ENMA BALAGUER UN MANANTIAL INAGOTABLE DE SOLIDARIDAD.

Por Yomaira Lorenzo

Hoy se cumplen 25 años de la partida de una Mujer extraordinaria del Partido Reformista Social Cristiano y del país, nos referimos a Doña Enma Balaguer.

Sin lugar a dudas, puedo afirmar que ninguna mujer ha hecho tanto por las clases desposeídas como lo hizo Doña Emma. Fue una mujer de valores profundos que le dolía el hambre y la pobreza de muchos. Canalizó las retribuciones para miles de familias de extrema pobreza, poniéndose por encima de las diferencias políticas existentes en aquella época. Siempre la recordaremos por su espíritu de bondad y generosidad, la tendremos en nuestra mente y corazón, pues amamos su dedicación a la causa integra y patriótica.

Doña Enma realizo una obra esplendida a través de la Cruzada de Amor, una institución que logró reunir a cientos de mujeres de diversas clases sociales, para realizar el más integro programa de protección humana que se menciona en el país.

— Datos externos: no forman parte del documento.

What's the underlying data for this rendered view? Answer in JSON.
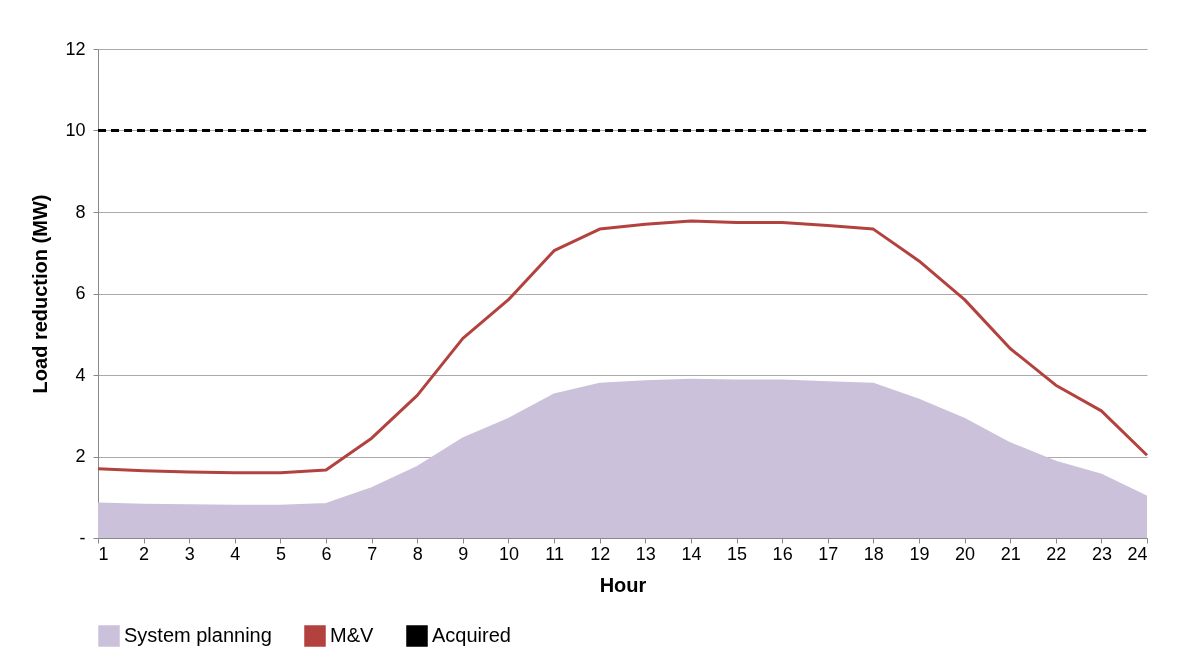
{
  "chart_data": {
    "type": "area",
    "xlabel": "Hour",
    "ylabel": "Load reduction (MW)",
    "x": [
      1,
      2,
      3,
      4,
      5,
      6,
      7,
      8,
      9,
      10,
      11,
      12,
      13,
      14,
      15,
      16,
      17,
      18,
      19,
      20,
      21,
      22,
      23,
      24
    ],
    "xlim": [
      1,
      24
    ],
    "xticks": [
      1,
      2,
      3,
      4,
      5,
      6,
      7,
      8,
      9,
      10,
      11,
      12,
      13,
      14,
      15,
      16,
      17,
      18,
      19,
      20,
      21,
      22,
      23,
      24
    ],
    "ylim": [
      0,
      12
    ],
    "yticks": [
      {
        "value": 0,
        "label": "-"
      },
      2,
      4,
      6,
      8,
      10,
      12
    ],
    "grid": "y",
    "legend": "bottom",
    "series": [
      {
        "name": "System planning",
        "color": "#ccc1da",
        "values": [
          0.85,
          0.82,
          0.81,
          0.8,
          0.8,
          0.84,
          1.23,
          1.75,
          2.45,
          2.93,
          3.53,
          3.79,
          3.85,
          3.89,
          3.87,
          3.87,
          3.83,
          3.79,
          3.4,
          2.93,
          2.33,
          1.88,
          1.56,
          1.02
        ]
      },
      {
        "name": "M&V",
        "type": "line",
        "line_style": "solid",
        "color": "#b3423f",
        "values": [
          1.7,
          1.65,
          1.62,
          1.6,
          1.6,
          1.67,
          2.45,
          3.5,
          4.9,
          5.85,
          7.05,
          7.58,
          7.7,
          7.78,
          7.74,
          7.74,
          7.67,
          7.58,
          6.8,
          5.85,
          4.65,
          3.75,
          3.12,
          2.03
        ]
      },
      {
        "name": "Acquired",
        "type": "line",
        "line_style": "dashed",
        "color": "#000000",
        "values": [
          10,
          10,
          10,
          10,
          10,
          10,
          10,
          10,
          10,
          10,
          10,
          10,
          10,
          10,
          10,
          10,
          10,
          10,
          10,
          10,
          10,
          10,
          10,
          10
        ]
      }
    ]
  }
}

La Cruzada de Amor distribuyo comida para sanar el hambre que padecían muchos ciudadanos y ciudadanas de los sectores más vulnerables, pero a la vez fue una institución que promovió la fundación de diversas escuelas técnicas en las cuales miles de mujeres se graduaron en diversos tipos de manualidades, lo que les permitió en esos momentos participar en la vida laboral mediante la producción de bienes y servicios con cuyos negocios lograron independizarse en el plano social y económico.
Enma se caracterizó siempre por su apoyo incondicional a numerosas causas solidarias que mantienen vivo el legado moral de una mujer que dedicó su vida a los más necesitados.
No solo dejó importantes lecciones de acción social, sino también un modelo de comportamiento basado en la ayuda desinteresada.

Su compromiso en la lucha contra la injusticia, la pobreza y la defensa de los derechos de la mujer y de la infancia forman parte de una herencia que apela a la condición humana por encima de banderas, colores e ideologías.
Hoy al recordarla por sus grandes aportes a la clase pobre en la República Dominicana, y muy particularmente a los cientos de mujeres del país y del Partido Reformista Social Cristiano, reafirmamos el compromiso y el deber de continuar con su legado y contribuir para la construcción de una sociedad donde hayan más oportunidades para los más desposeídos, donde impere la igualdad de condiciones para el desarrollo de una sociedad justa, equitativa e igualitaria.